"The AI Charter is 'just the start,'" Nick Benson, CEO of CREST, told Infosecurity.
CREST launches a nine‑point framework for AI in cybersecurity
On July 9, CREST, a cyber industry body, published an AI Charter that sets out nine principles for the responsible use of AI in cybersecurity activities. The principles — Accountability and governance; Transparency of use; Documentation and auditability; Boundaries and control; Data handling, sovereignty and client control; Security and confidentiality; Secure development of AI tooling; Supply chain assurance; and Resilience and business continuity — were initially revealed in March and are now the foundation of the charter CREST asked its members and the wider market to adopt.

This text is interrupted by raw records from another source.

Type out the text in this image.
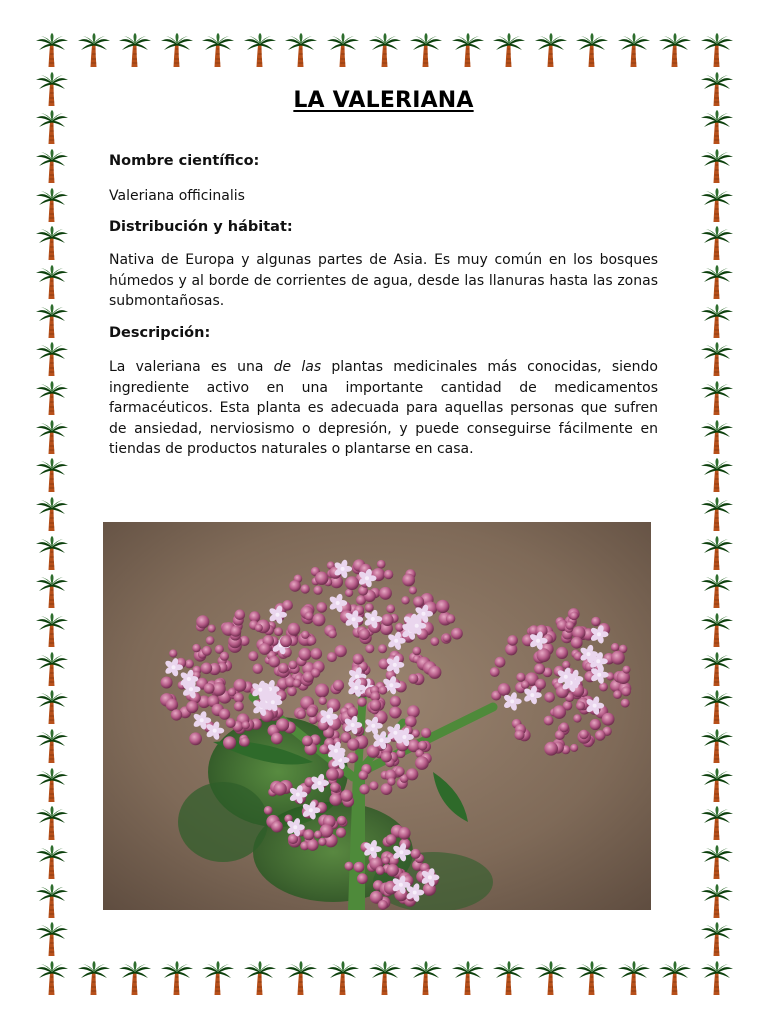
LA VALERIANA
Nombre científico:
Valeriana officinalis
Distribución y hábitat:
Nativa de Europa y algunas partes de Asia. Es muy común en los bosques húmedos y al borde de corrientes de agua, desde las llanuras hasta las zonas submontañosas.
Descripción:
La valeriana es una de las plantas medicinales más conocidas, siendo ingrediente activo en una importante cantidad de medicamentos farmacéuticos. Esta planta es adecuada para aquellas personas que sufren de ansiedad, nerviosismo o depresión, y puede conseguirse fácilmente en tiendas de productos naturales o plantarse en casa.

What signatories pledged under the charter
Signatory firms commit to define clearly the scope and purpose of all AI‑enabled activities and to assess rigorously how those activities affect service delivery, client outcomes, data handling and operational risks. Governance and testing controls are to be proportional to the scale of AI deployment. Transparency is explicit: firms must inform clients whenever AI is used in tools or methodologies and explain benefits, limitations and risks.
The charter requires traceable, reviewable records of AI use and validation and quality assurance processes to support compliance audits. Human oversight is mandatory: even where AI tools operate with varying autonomy, qualified personnel must retain final oversight and the power to intervene, review outputs and challenge decisions.

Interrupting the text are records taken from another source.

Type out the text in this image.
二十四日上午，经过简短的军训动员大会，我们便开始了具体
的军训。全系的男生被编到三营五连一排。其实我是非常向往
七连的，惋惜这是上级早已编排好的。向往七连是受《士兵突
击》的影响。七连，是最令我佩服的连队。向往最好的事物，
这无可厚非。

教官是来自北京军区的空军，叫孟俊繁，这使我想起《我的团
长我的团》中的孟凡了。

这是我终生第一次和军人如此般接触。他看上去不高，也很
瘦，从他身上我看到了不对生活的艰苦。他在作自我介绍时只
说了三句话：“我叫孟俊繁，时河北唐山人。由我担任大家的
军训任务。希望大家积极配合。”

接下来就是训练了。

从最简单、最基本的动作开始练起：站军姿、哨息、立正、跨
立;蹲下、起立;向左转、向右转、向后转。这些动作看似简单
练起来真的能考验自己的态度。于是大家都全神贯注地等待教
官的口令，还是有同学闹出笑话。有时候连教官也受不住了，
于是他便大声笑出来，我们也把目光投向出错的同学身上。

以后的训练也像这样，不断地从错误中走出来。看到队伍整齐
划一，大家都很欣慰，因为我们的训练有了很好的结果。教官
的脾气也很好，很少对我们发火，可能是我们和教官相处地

On data, signatories must disclose whether client data will be used to train models or transferred across jurisdictions, ensuring usage aligns with legal, regulatory and contractual commitments. Security of AI artifacts — prompts, outputs and generated assets — is to be protected by robust confidentiality controls, and secure development and integration practices are required across the AI lifecycle. Supply chain risks must be identified and managed, and firms must prepare practical fallback arrangements and be transparent with clients about how AI failures could affect service levels and recovery expectations.

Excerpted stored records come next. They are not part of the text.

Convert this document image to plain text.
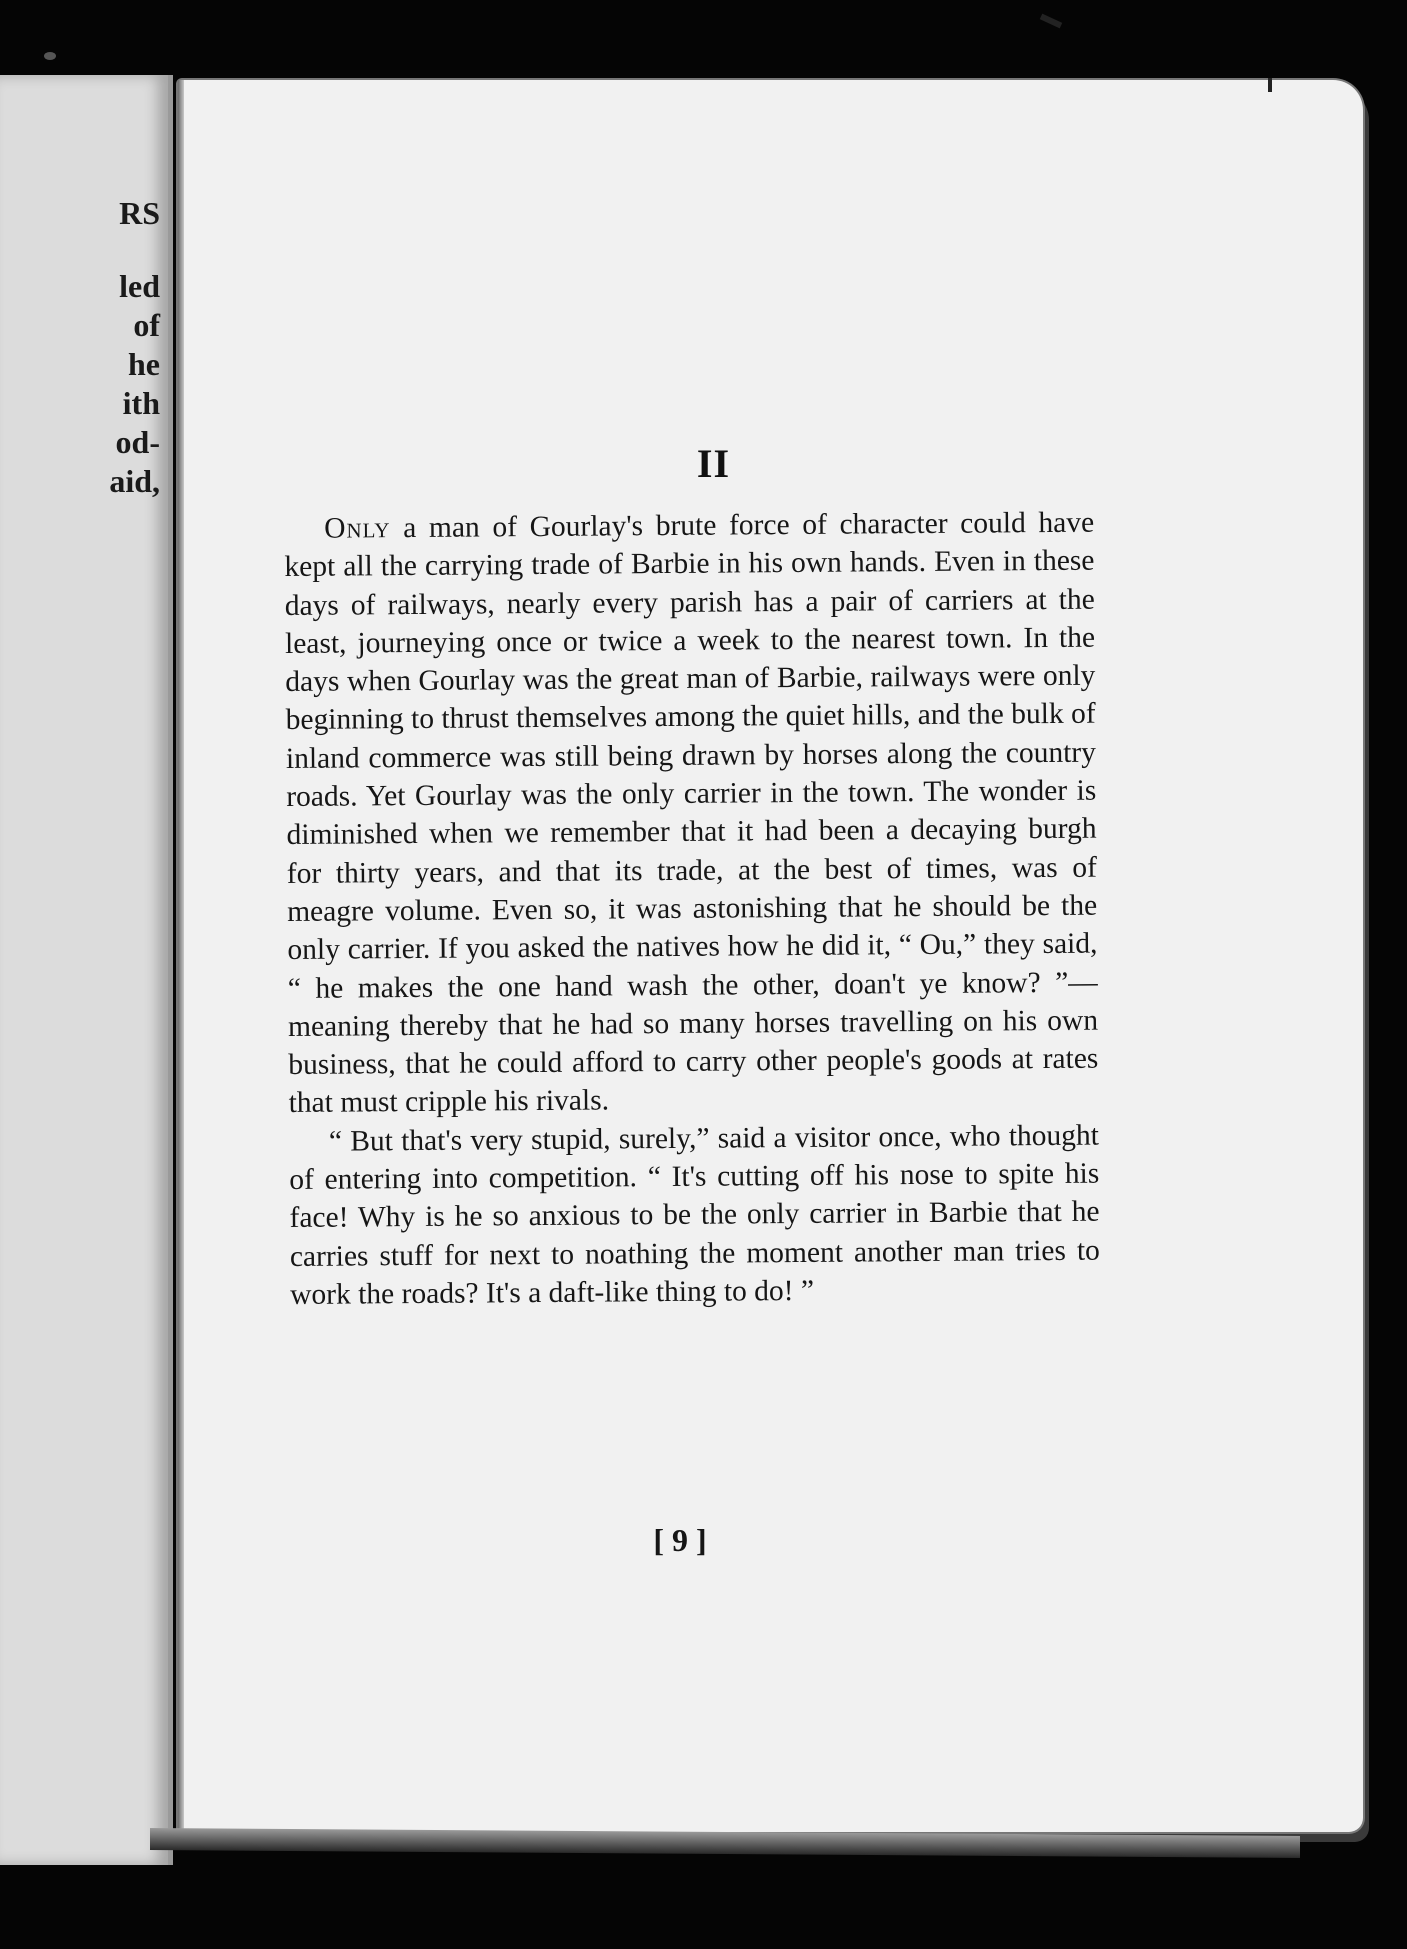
RS
led
of
he
ith
od-
aid,	II

Only a man of Gourlay's brute force of character could have kept all the carrying trade of Barbie in his own hands. Even in these days of railways, nearly every parish has a pair of carriers at the least, journeying once or twice a week to the nearest town. In the days when Gourlay was the great man of Barbie, railways were only beginning to thrust themselves among the quiet hills, and the bulk of inland commerce was still being drawn by horses along the country roads. Yet Gourlay was the only carrier in the town. The wonder is diminished when we remember that it had been a decaying burgh for thirty years, and that its trade, at the best of times, was of meagre volume. Even so, it was astonishing that he should be the only carrier. If you asked the natives how he did it, “ Ou,” they said, “ he makes the one hand wash the other, doan't ye know? ”—meaning thereby that he had so many horses travelling on his own business, that he could afford to carry other people's goods at rates that must cripple his rivals.

“ But that's very stupid, surely,” said a visitor once, who thought of entering into competition. “ It's cutting off his nose to spite his face! Why is he so anxious to be the only carrier in Barbie that he carries stuff for next to noathing the moment another man tries to work the roads? It's a daft-like thing to do! ”

[ 9 ]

Who has signed and how widely AI is already used
CREST reported 73 founding signatories to the Charter, representing 10% of the organisation’s members and spanning Europe, North America, the Middle East and Asia‑Pacific. The signatories work across penetration testing, vulnerability assessment, incident response, security operations and threat intelligence.
CREST said it recently found that 69% of cybersecurity providers are now using AI in daily service delivery, and 76% reported that such use has grown in the past year. CREST developed the principles after reviewing existing AI frameworks, incorporating contributions from its members, feedback collected during CRESTCon Leaders Days and validation from its technical committee. A CREST spokesperson told Infosecurity that a key deciding factor in the chosen principles was defining “what sets AI‑driven cyber services apart from traditional ones.”
What this means for technologists, policymakers, and procurement leaders
- Technologists and security teams: Expect to operationalise the charter’s requirements for documentation, auditability, human oversight and secure development. The charter’s emphasis on managing third‑party AI dependencies and protecting prompts and outputs pushes teams to extend security controls into AI development and supply chains.
- Policymakers and regulators: CREST framed the model as “one of self‑regulation, aimed at enabling a functioning, successful market” and said it would “welcome regulators supporting and signposting these principles.” CREST argued that aligning national standards to its principles would promote harmonisation and cross‑border interoperability.
- Affected enterprises and procurement leaders: Firms that buy cybersecurity services should now expect clearer disclosures about when AI is used and whether client data will train models or cross borders, as well as documented fallback arrangements for AI failures and clearer statements about service‑level impacts.
CREST’s next steps and the immediate choice confronting the market
Nick Benson described the Charter as a starting point and urged a rapid move from principles to thorough, independently assessable standards. CREST hopes the Charter will have a “snowball effect” encouraging organisations, governments and providers to adopt the common principles and, in Benson’s words, make “regulation less necessary and the compliance burden lighter.” He also called for regulators to support and signpost the principles and said aligning national standards to the CREST ones will reduce frictional costs for buyers and vendors.
The Charter presents a clear, measurable set of expectations for firms that already embed AI into cyber services: transparency about use, documented audit trails, human oversight, data‑sovereignty protections and plans for resilience. Whether the measure becomes widely adopted as voluntary best practice, the basis for formal standards, or a yardstick regulators will reference depends on the next steps CREST promised — codifying the principles into assessable standards and winning wider endorsement from industry and regulators alike.